# 1200w Coco Vsog



## Boogey (Apr 5, 2012)

Like the title says, got a lil v sog to share with y'all. Running purple diesel, super lemon haze and purple kush. Never sog'd before, but I'm not new to vertical growing and want to get things running faster. Got about 60 ladies goin total and will be hand watering until I decide to install drippers. Gonna let em veg for two weeks so they can get use to their new 1 gallon pots, then off to bloom.

Gonna go with gh micro/bloom, great white, and aqua shield here and there. Gonna keep it mad simple since I'm handwatering ugh. 

Been lurking 'round here for a lil while, and finally got things runnin so decided To post up. 

I'll get those pics up at some point during the day. 


See y'all soon


----------



## 209 Cali closet grower (Apr 5, 2012)

going to do a grow like your's, so post up!


----------



## Boogey (Apr 7, 2012)

I'm tryna get some pics up but my pc went to shit, and all I have is my iPhone...


----------



## Sencha (Apr 7, 2012)

What kind of Coco?


----------



## Boogey (Apr 8, 2012)

I'm using canna w hydroton at bottom. Anyone run slh sog before? I'm wondering what the stretch will be like...


----------



## Boogey (Apr 8, 2012)

got more room, but dont wanna go over my limit...


----------



## Boogey (Apr 8, 2012)

im currently supplementing air by opening doors plus window ac unit. haven't had to use it much, temps stay about 82degrees. my rh is usually around 30-50%. need to get more reflectix too. 

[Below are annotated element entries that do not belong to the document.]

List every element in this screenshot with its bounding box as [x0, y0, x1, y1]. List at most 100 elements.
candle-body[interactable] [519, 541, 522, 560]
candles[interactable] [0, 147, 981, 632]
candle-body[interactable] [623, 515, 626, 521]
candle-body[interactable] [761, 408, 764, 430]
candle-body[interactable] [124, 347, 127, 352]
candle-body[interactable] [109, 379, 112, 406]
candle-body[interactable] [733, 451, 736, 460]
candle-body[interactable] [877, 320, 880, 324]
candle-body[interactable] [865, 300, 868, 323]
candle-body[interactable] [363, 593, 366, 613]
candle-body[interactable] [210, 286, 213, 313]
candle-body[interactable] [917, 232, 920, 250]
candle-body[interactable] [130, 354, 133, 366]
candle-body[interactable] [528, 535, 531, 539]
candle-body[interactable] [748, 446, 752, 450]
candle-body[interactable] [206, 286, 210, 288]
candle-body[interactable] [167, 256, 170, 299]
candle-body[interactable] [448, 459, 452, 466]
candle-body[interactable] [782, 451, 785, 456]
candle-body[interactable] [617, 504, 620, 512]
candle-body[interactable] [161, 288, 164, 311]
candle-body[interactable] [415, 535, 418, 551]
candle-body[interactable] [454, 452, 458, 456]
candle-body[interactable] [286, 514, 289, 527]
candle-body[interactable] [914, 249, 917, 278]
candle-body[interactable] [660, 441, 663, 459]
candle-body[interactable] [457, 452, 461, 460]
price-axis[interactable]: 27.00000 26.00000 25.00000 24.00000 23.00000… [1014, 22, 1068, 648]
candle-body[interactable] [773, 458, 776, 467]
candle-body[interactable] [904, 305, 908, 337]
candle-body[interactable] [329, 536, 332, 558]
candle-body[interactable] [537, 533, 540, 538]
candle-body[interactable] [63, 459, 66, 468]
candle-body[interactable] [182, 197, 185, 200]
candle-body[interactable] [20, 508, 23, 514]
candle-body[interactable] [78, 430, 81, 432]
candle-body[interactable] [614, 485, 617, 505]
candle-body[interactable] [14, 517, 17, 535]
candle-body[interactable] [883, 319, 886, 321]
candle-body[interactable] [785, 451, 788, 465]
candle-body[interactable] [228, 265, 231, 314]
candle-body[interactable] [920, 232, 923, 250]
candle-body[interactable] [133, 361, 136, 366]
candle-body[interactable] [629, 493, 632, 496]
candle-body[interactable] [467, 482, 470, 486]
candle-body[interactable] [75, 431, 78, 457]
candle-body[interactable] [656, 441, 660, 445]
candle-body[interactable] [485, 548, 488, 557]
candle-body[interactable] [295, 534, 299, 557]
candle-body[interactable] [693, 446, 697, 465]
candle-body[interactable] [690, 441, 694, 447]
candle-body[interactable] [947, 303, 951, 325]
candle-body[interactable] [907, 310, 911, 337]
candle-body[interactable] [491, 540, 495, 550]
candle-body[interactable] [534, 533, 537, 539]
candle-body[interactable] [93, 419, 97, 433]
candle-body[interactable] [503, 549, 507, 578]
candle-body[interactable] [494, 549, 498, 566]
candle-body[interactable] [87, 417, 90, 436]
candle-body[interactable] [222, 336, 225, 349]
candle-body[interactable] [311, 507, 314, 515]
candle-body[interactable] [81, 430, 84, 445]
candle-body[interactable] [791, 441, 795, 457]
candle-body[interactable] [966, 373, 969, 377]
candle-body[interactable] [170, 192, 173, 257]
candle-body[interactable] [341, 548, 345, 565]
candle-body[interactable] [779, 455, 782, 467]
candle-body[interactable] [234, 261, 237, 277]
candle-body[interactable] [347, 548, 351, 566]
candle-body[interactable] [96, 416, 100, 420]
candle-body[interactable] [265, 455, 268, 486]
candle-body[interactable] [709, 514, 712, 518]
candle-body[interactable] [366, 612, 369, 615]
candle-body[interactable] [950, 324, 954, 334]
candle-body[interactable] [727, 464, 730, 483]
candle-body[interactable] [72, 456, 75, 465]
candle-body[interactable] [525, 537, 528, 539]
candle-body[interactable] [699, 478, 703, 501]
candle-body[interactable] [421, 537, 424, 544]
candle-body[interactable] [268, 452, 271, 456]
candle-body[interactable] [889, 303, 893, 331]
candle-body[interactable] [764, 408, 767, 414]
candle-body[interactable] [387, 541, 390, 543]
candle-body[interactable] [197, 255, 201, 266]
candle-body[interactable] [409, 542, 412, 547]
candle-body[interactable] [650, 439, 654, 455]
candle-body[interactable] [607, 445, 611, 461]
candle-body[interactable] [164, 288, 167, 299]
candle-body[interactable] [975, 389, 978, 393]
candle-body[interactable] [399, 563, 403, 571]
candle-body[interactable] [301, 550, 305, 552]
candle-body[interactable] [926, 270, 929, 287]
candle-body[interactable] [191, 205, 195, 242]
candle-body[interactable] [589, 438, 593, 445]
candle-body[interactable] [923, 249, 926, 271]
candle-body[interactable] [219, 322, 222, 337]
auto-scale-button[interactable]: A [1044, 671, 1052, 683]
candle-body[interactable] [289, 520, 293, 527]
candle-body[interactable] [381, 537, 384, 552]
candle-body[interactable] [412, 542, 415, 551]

ill get some higher qual pics in here next time too...


----------



## vein5 (Apr 9, 2012)

damn must be a choir to water. I made my 4x4x8 room raised on wheels so I can spin it to get to each plant. Verey nice though


----------



## Boogey (Apr 9, 2012)

vein5 said:


> damn must be a choir to water. I made my 4x4x8 room raised on wheels so I can spin it to get to each plant. Verey nice though


Trust me it is. I'm using a lil pesticide watering jug to water. A lot easier on my back... Reaching the plants is a bitch. Not bad stuff w the wheels!!!


----------



## vein5 (Apr 12, 2012)

how often do you water? im using the canna line every other day. I'm thinking of watering everyday.


----------



## Boogey (Apr 12, 2012)

IMO the more you water the better. Anytime u can give the rootzone new air, is a plus. I usually water till I see a nice amount of water seep thru the bottom. Hell I use to water twice a day when I had smaller numbers, and the plants stayed so healthy...


----------



## vein5 (Apr 12, 2012)

so do you fetilize everytime with each watering


----------



## Boogey (Apr 12, 2012)

Sure do. Unless I see some nuts burn, or maybe some curling, then I just flush w ph'd water, and adjust the nutes. Canna is fuckin great; so hard to overwater and plants respond really fast to feedings


----------



## Boogey (Apr 12, 2012)

Oh so my girls are being flipped now. :0 I got a bunch of new pics to put up soon...


----------



## vein5 (Apr 13, 2012)

thanks for the info, looking forward to the pics


----------



## hattowndank (Apr 14, 2012)

crazy setup man that looks intense to maintain, cant wait to see this mature, keep up the great work, subed!


----------